Naast haar omvangrijke literaire productie vervulde Sloot verschillende bestuursfuncties. Zo was zij redactrice van het tweewekelijkse blad Vrouwen-wereld. Mode-gids en dameslectuur (1887-1909) en van het maandblad, later weekblad De Huisvriend. Geïllustreerd Magazijn gewijd aan Letteren en Kunst (1891-1904). Verder leverde zij bijdragen aan verscheidene rooms-katholieke tijdschriften, zoals De Katholieke Illustratie, De Katholieke Gids, Volks-Almanak voor Nederlandsche Katholieken en Boekenschouw.
Onder haar auteursnaam Melati van Java was Sloot ook maatschappelijk actief, vooral in rooms-katholieke kringen. Zo werden in Amsterdam de kerk Onze Lieve Vrouw van de Allerheiligste Rozenkrans en het meisjestehuis 'Het Lydiahuis' vooral door haar inspanningen gesticht. Daarnaast was Sloot bestuurslid van de R.K. Kunstenaarskring 'De Violier', medeoprichtster van de Katholieke Vrouwenvereeniging, en bestuurslid van de Internationale R.K. Vereeniging ter Bescherming van Jonge Meisjes. Ook was Sloot actief in feministische kringen. In Vrouwenarbeid. Orgaan van de Vereeniging Nationale Tentoonstelling van Vrouwenarbeid (16-7-1898 en 19-7-1898) publiceerde zij het tweedelige essay 'De sociale arbeid der R.K. kloosterzusters in Nederland'.
De literaire kritiek reageerde verdeeld op Sloots werk. Enerzijds was er erkenning. Sloot behoorde bijvoorbeeld tot de eerste groep vrouwen die in 1893 toegang kreeg tot de Maatschappij der Nederlandsche Letterkunde te Leiden; zij was de enige vrouwelijke auteur die - voor zover bekend - van Indo-Europese afkomst was. Anderzijds waren er ook critici die met afkeuring reageerden op het melodramatische gehalte van haar romans, een afkeuring die toenam naarmate het genre melodrama uit de mode raakte. Met de opkomst van andere genres en stromingen verdween haar werk uit de literaire waardering, maar het grote publiek bleef trouw aan Melati van Java. Haar boeken beleefden herdruk op herdruk en bleven vaak decennialang in omloop.

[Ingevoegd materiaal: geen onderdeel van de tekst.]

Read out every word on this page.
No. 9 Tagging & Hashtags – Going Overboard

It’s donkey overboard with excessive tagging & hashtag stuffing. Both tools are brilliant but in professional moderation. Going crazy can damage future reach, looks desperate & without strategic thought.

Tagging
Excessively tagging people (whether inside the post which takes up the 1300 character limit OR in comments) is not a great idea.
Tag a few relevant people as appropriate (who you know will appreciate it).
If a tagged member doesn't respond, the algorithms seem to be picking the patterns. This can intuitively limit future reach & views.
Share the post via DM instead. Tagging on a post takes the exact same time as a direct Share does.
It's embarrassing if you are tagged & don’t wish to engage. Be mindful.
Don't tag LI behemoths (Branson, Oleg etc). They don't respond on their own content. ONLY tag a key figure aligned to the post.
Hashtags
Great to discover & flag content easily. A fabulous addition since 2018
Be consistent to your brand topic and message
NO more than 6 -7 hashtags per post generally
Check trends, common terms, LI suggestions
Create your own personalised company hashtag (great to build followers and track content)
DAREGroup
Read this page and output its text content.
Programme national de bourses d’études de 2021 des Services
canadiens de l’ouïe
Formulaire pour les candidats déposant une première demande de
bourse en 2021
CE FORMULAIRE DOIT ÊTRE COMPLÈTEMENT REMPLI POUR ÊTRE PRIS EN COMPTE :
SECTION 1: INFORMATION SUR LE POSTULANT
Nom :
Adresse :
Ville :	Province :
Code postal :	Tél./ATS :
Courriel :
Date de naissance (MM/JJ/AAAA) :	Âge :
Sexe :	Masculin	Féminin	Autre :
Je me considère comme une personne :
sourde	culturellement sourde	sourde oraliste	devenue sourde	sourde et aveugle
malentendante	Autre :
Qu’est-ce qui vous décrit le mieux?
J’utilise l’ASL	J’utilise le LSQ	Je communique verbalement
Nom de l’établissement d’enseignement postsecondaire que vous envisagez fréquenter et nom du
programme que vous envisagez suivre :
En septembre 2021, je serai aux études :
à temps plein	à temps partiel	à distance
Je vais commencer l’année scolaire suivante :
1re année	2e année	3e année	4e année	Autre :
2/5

Dankzij haar literaire en maatschappelijke aanwezigheid groeide Sloot uit tot een bij het publiek bekende en geliefde figuur: zo was haar tweedelige roman Hermelijn (1885) nog in 1921 het meest uitgeleende bibliotheekboek. Eerder, in 1916, werd La Renzoni uitgebracht, een film naar haar gelijknamige boek, onder regie van Maurits Binger en met de indertijd gevierde actrice Annie Bos in de hoofdrol.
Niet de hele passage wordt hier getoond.